Sunday, April 14, 2013

More or Less

      You have probably seen the series of commercials for a wireless carrier in which a man asks a group of kids different questions.  “Which is better, faster or slower?”  “Which is better, bigger or smaller?”  “Is saving money better than not saving money?”  And then the kids give funny responses.  One of the commercials has the man asking the kids, “Which is better, more or less?”  And a little girl goes on to explain, somewhat confusingly, that more is better than less.  (That’s not the best of the commercials, just the one that helps me make a point.  The best is the “Hold on, I’m watching this,” one.  I think he is just waiting to see if the kid is going to pass out or maybe vomit from waving his head and his hand around so much.  But anyway.)  More is always better than less, isn’t it?  That is obvious, and the logical extension is that having everything is better than having less than everything.  Of course, that sounds greedy so no one ever admits to that, but there is no end to “more” until you get to everything, so whether we are conscious of it or not, accepting that more is better than less means that we are each seeking everything.  We want it all.  We may be satisfied with less, but we want it all.
That’s embodied in the archetypal story of Adam and Eve.  God gave them everything, save one thing: they couldn’t eat from the Tree of the Knowledge of Good and Evil.  They could look at it, sit under it, even climb it if so inclined, but they weren’t supposed to eat its fruit.
So they had less.  Sure, that’s the half-empty way of saying it, but that’s how we tend to look at less.  They had less, so they wanted more.  They wanted everything, but found that the cost of having everything is losing the one thing that really matters—their community of three, God, Man, Woman, all in perfect peace.  And so they turned on each other.  “The Woman you gave to be with me, she gave it to me, and I ate.”
What good is it to have everything if you lose the one thing?  If you have everything but the one thing, you have nothing.  Ironic, isn’t it?

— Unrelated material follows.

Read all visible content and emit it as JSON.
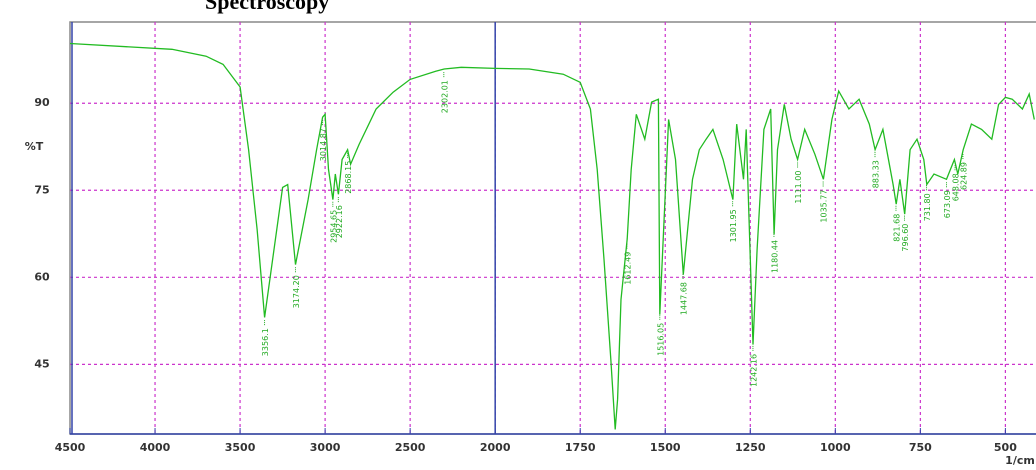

Thomas Aquinas said that every choice is also a renunciation.  If I marry one person, I cannot marry anyone else; if I live in one place, I cannot live anywhere else; if I choose a certain career, that excludes many other careers; if I have this, then I cannot have that. The list could go on indefinitely. To choose one thing is to renounce others. That's the nature of choice.
Every choice is also a renunciation, and that includes the choice to be a follower of Jesus.  To be a follower of Jesus means that you have to renounce lots of other things—not just sinful, destructive things, but a lot of good things as well.  And we don’t really like that.  We look to Jesus’ promise to give us abundant lives and we think that means that we’ll be saved from all the bad, destructive things in our lives so that we can enjoy all the good things in life as well.  What else could “abundant” mean?
Jesus gives us a different kind of answer.  He once told a parable about a pearl merchant who found the most precious pearl of all, and went and sold everything in order to purchase it.  He sold everything in order to have one thing.
Last time I looked, “one” is less than “everything.”
When is less better than more?  When it is the One Thing.  The One Thing is better than Everything.
And that is Jesus’ definition of abundance.  Not, as we define it, having a lot of things, but having the only thing that matters.  The One Thing.
What is that Pearl of Great Price, that One Thing?  Jesus said it is the Kingdom of God.  You can have everything, but if you aren’t in the community of God’s eternal kingdom, you don’t have anything.
And if you have the One Thing, you don't need Anything else.